Sure enough, curl -D /dev/stdout -o /dev/null revealed that my feed was being sent as text/html; charset=utf-8. I looked in wp-atom.php (I use Jeff Johnson’s Atom 1.0 version, in case you’re wondering), and saw that it was indeed promising application/atom+xml. Funky.
I did something or other to wp-atom.php, then reloaded the Feed Validator. Imagine my surprise to discover that — in addition to still saying text/html — it still had the “copy”-entity-reference error!

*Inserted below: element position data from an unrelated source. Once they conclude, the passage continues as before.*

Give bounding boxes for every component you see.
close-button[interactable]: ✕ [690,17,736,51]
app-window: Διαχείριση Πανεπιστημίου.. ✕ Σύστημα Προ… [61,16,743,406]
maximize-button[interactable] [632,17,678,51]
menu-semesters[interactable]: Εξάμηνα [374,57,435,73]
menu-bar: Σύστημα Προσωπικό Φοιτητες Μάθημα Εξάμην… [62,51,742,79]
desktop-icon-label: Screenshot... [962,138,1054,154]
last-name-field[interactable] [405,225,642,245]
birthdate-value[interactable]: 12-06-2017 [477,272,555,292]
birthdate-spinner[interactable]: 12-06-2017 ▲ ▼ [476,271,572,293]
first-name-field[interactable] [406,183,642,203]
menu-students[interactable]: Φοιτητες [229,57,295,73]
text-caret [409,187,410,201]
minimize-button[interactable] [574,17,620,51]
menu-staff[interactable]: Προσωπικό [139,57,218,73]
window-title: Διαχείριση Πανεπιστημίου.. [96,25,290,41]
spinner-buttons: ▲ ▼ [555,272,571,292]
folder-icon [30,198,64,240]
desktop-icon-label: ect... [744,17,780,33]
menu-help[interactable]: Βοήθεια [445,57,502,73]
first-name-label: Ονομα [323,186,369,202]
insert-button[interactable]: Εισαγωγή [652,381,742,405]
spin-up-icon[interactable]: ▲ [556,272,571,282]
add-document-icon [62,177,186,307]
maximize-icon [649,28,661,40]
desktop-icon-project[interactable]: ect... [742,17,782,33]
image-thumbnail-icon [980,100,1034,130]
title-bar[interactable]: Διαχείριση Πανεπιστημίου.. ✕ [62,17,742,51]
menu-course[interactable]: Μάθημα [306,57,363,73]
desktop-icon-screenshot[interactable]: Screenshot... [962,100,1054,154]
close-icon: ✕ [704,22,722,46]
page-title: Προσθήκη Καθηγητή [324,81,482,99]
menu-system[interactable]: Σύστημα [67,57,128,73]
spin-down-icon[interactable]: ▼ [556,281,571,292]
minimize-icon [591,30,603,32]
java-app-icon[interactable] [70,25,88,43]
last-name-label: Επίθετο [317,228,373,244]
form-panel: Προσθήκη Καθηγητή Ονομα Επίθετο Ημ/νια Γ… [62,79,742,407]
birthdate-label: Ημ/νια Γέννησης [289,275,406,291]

Then I remembered that I use WP-Cache, so it was retrieving a cached copy of the feed. So I went to the WP-Cache Manager and dropped the cache. OK, curl says application/atom+xml now, so I went back to the Feed Validator.
Still text/html!
I tried curl again. Sure enough, it was back to text/html. WTF?
I also noticed this other symptom: When I loaded it freshly after dropping the cache, it had a bunch of headers like “Cache-Control” and “Expires”. I didn’t know those were there. When I loaded it again (from the cache), those headers — among others — were missing.
The verdict was clear at this point: WP-Cache was eating my headers.
Further investigation confirmed the diagnosis, and several hours of even further investigation revealed the nature of the bugs (plural) that resulted in it:
- WP-Cache wanted to retrieve the headers from the response in order to cache them, but the function that it was using to do that (apache_response_headers) didn’t exist, so it (correctly) skipped over all of that code. I added code to make it use headers_list when apache_response_headers isn’t available.
- Even after I did that, WP-Cache didn’t actually store its shiny new headers anywhere because it had not yet created the description object to put them into.
I have filed two tickets, each with a patch. I’m running with both patches now, and I provide the links to them so that you may run with them too. (The second patch fixes both of the problems above; the first patch is for an unrelated bug that I fixed while I was there.)